From its description it sounds like the Nehushtan might have been the icon of an Egyptian therapeutic cult. These cults centered on the worship of one of certain popular Egyptian snake-goddesses (Renenutet, Meretseger or Wadjet, for instance) who were represented as hooded cobras. Egyptians prayed to these icons as a protection against, or cure for, snake-bite. Anyone raised in snake-infested Egypt or a neighboring region would have been familiar with their worship and would have benefited from the placebo effect furnished by a well-made, impressive idol. Primitive people associated snakes with the renewal of life and health because they shed their skin periodically and appear to come out shiny and renewed. In later centuries, the icon of a snake wrapped around a staff became the emblem of Asclepius, the Greek god of healing.

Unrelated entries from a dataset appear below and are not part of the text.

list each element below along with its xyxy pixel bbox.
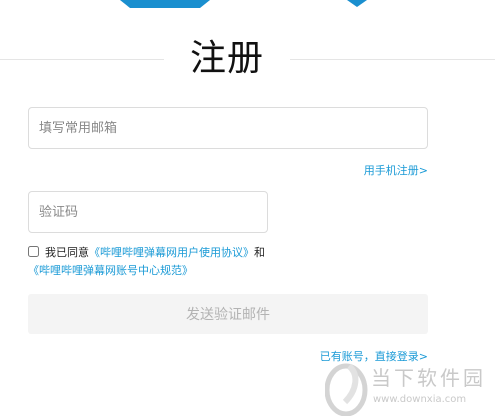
top-decoration — [120, 0, 367, 8]
verification-code-input[interactable] — [28, 191, 268, 233]
agree-and-text: 和 — [254, 246, 265, 259]
phone-register-link[interactable]: 用手机注册> — [364, 162, 428, 178]
agree-checkbox[interactable] — [28, 246, 39, 257]
send-verification-email-button[interactable]: 发送验证邮件 — [28, 294, 428, 334]
watermark-url: www.downxia.com — [373, 394, 467, 405]
email-input[interactable] — [28, 107, 428, 149]
user-agreement-link[interactable]: 《哔哩哔哩弹幕网用户使用协议》 — [89, 246, 254, 259]
top-decoration-right-shape — [347, 0, 367, 7]
title-divider-right — [290, 59, 495, 60]
register-page: 注册 用手机注册> 我已同意《哔哩哔哩弹幕网用户使用协议》和《哔哩哔哩弹幕网账号… — [0, 0, 495, 419]
title-divider-left — [0, 59, 164, 60]
page-title: 注册 — [189, 38, 264, 79]
agree-prefix-text: 我已同意 — [45, 246, 89, 259]
account-center-rules-link[interactable]: 《哔哩哔哩弹幕网账号中心规范》 — [28, 264, 193, 277]
watermark-logo-icon — [325, 363, 368, 416]
agreement-row: 我已同意《哔哩哔哩弹幕网用户使用协议》和《哔哩哔哩弹幕网账号中心规范》 — [28, 244, 428, 280]
top-decoration-left-shape — [120, 0, 210, 8]
watermark: 当下软件园 www.downxia.com — [325, 358, 495, 419]
watermark-brand: 当下软件园 — [371, 366, 486, 390]
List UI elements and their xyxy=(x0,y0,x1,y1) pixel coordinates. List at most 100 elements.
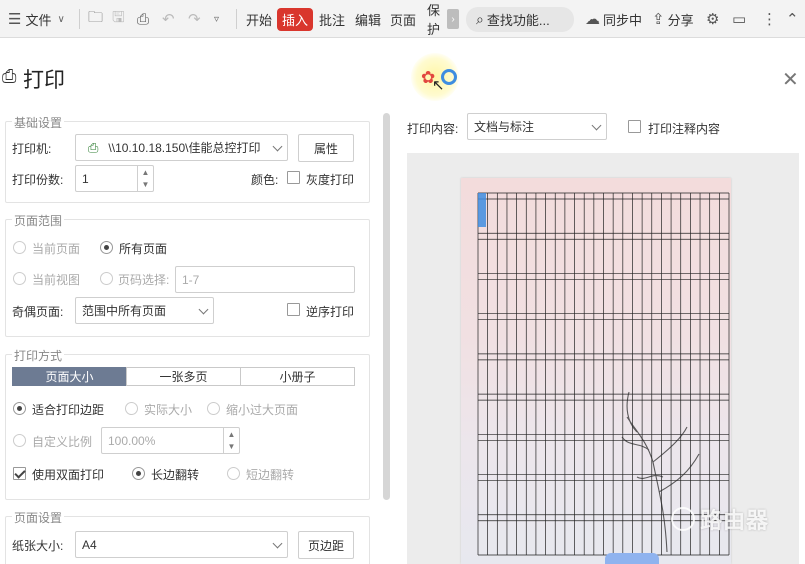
odd-even-value: 范围中所有页面 xyxy=(82,304,167,318)
collapse-icon[interactable]: ⌃ xyxy=(786,0,799,38)
file-menu[interactable]: ☰ 文件 ∨ xyxy=(8,0,65,38)
spin-up-icon[interactable]: ▲ xyxy=(224,428,239,441)
shrink-large-radio[interactable] xyxy=(207,402,220,415)
tab-review[interactable]: 批注 xyxy=(319,0,345,38)
custom-scale-radio[interactable] xyxy=(13,434,26,447)
fit-margins-label: 适合打印边距 xyxy=(32,403,105,417)
settings-scrollbar[interactable] xyxy=(383,113,390,500)
grayscale-label: 灰度打印 xyxy=(306,173,355,187)
spin-down-icon[interactable]: ▼ xyxy=(138,179,153,192)
current-view-radio[interactable] xyxy=(13,272,26,285)
copies-label: 打印份数: xyxy=(12,173,64,187)
redo-icon[interactable]: ↷ xyxy=(188,0,201,38)
copies-value: 1 xyxy=(82,171,89,186)
watermark-logo-icon xyxy=(671,507,695,531)
file-menu-label: 文件 xyxy=(25,12,52,28)
custom-scale-label: 自定义比例 xyxy=(32,435,93,449)
save-icon[interactable]: 🖫 xyxy=(112,0,125,38)
scale-spinner[interactable]: ▲ ▼ xyxy=(223,428,239,453)
printer-icon: ⎙ xyxy=(88,139,99,155)
tab-protect[interactable]: 保护 xyxy=(427,0,446,38)
print-title-icon: ⎙ xyxy=(2,66,17,86)
printer-select[interactable]: ⎙ \\10.10.18.150\佳能总控打印 xyxy=(75,134,288,161)
share-icon: ⇪ xyxy=(652,11,665,28)
close-icon[interactable]: ✕ xyxy=(782,67,799,92)
reverse-print-label: 逆序打印 xyxy=(306,305,355,319)
spin-down-icon[interactable]: ▼ xyxy=(224,441,239,454)
long-edge-radio[interactable] xyxy=(132,467,145,480)
properties-button[interactable]: 属性 xyxy=(298,134,354,162)
comment-icon[interactable]: ▭ xyxy=(732,0,746,38)
spin-up-icon[interactable]: ▲ xyxy=(138,166,153,179)
settings-gear-icon[interactable]: ⚙ xyxy=(706,0,719,38)
duplex-label: 使用双面打印 xyxy=(32,468,105,482)
grid-lines xyxy=(477,192,730,556)
print-content-select[interactable]: 文档与标注 xyxy=(467,113,607,140)
print-mode-heading: 打印方式 xyxy=(12,347,65,364)
short-edge-radio[interactable] xyxy=(227,467,240,480)
grayscale-checkbox[interactable] xyxy=(287,171,300,184)
hamburger-icon: ☰ xyxy=(8,11,22,28)
more-options-icon[interactable]: ⋮ xyxy=(762,0,777,38)
print-annotations-label: 打印注释内容 xyxy=(648,122,721,136)
sync-button[interactable]: ☁ 同步中 xyxy=(585,0,642,38)
dialog-title: 打印 xyxy=(23,69,65,92)
tab-multiple-pages[interactable]: 一张多页 xyxy=(126,367,241,386)
tab-home[interactable]: 开始 xyxy=(246,0,272,38)
print-icon[interactable]: ⎙ xyxy=(137,0,149,38)
page-select-label: 页码选择: xyxy=(118,273,170,287)
undo-icon[interactable]: ↶ xyxy=(162,0,175,38)
chevron-down-icon: ∨ xyxy=(57,13,65,25)
custom-scale-input[interactable]: 100.00% ▲ ▼ xyxy=(101,427,240,454)
tabs-scroll-right-icon[interactable]: › xyxy=(447,9,459,29)
page-select-radio[interactable] xyxy=(100,272,113,285)
custom-scale-value: 100.00% xyxy=(108,433,156,448)
watermark-text: 路由器 xyxy=(700,508,770,533)
tab-page-size[interactable]: 页面大小 xyxy=(12,367,127,386)
current-view-label: 当前视图 xyxy=(32,273,81,287)
paper-size-label: 纸张大小: xyxy=(12,539,64,553)
share-button[interactable]: ⇪ 分享 xyxy=(652,0,694,38)
tab-page[interactable]: 页面 xyxy=(390,0,416,38)
paper-size-select[interactable]: A4 xyxy=(75,531,288,558)
tab-booklet[interactable]: 小册子 xyxy=(240,367,355,386)
print-content-label: 打印内容: xyxy=(407,122,459,136)
preview-page-indicator[interactable] xyxy=(605,553,659,564)
page-range-heading: 页面范围 xyxy=(12,212,65,229)
color-label: 颜色: xyxy=(251,173,279,187)
quick-access-dropdown-icon[interactable]: ▿ xyxy=(214,0,219,38)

Also, many of the more important Egyptian goddesses were shown in tomb wall paintings holding a “papyrus scepter” in one hand. This is a six-foot long stalk of flowering papyrus with a long serpent coiled around it. The serpent is clearly a hooded cobra (Naja haje), possibly the same species that attacked the rebellious Hebrews in Moses’ camp. The real form of the idol that Moses’ craftsmen made may well have been that of a snake-wrapped papyrus scepter.

 Around 700 B.C., Hezekiah, the 14th ruler (715-686 B.C.) of the southern kingdom of Judah, was looking around for some political public action that would show his Assyrian overlords that he rejected any connection with their hated rival, the Egyptian empire. So he destroyed the Egyptian Nehushtan as “foreign” idols (2 Kings, 18:4). Apparently, up until that time, several such snake idols had been housed in the Jerusalem Temple and the common people had been burning incense and praying to the Egyptian goddesses they represented.

 The 6th DEGREE in the Southern Jurisdiction :


The 6th degree in the Southern Jurisdiction is the same as the Northern Jurisdiction’s original INTIMATE SECRETARY degree ( see Chapter 6.  History and Development of the Degrees) except that the eavesdropper is named Zabud. It teaches that zeal and fidelity to one’s duty are always rewarded. It says that we are to be zealous, faithful, disinterested (not acting for our own benefit) and benevolent. We are to be peacemakers.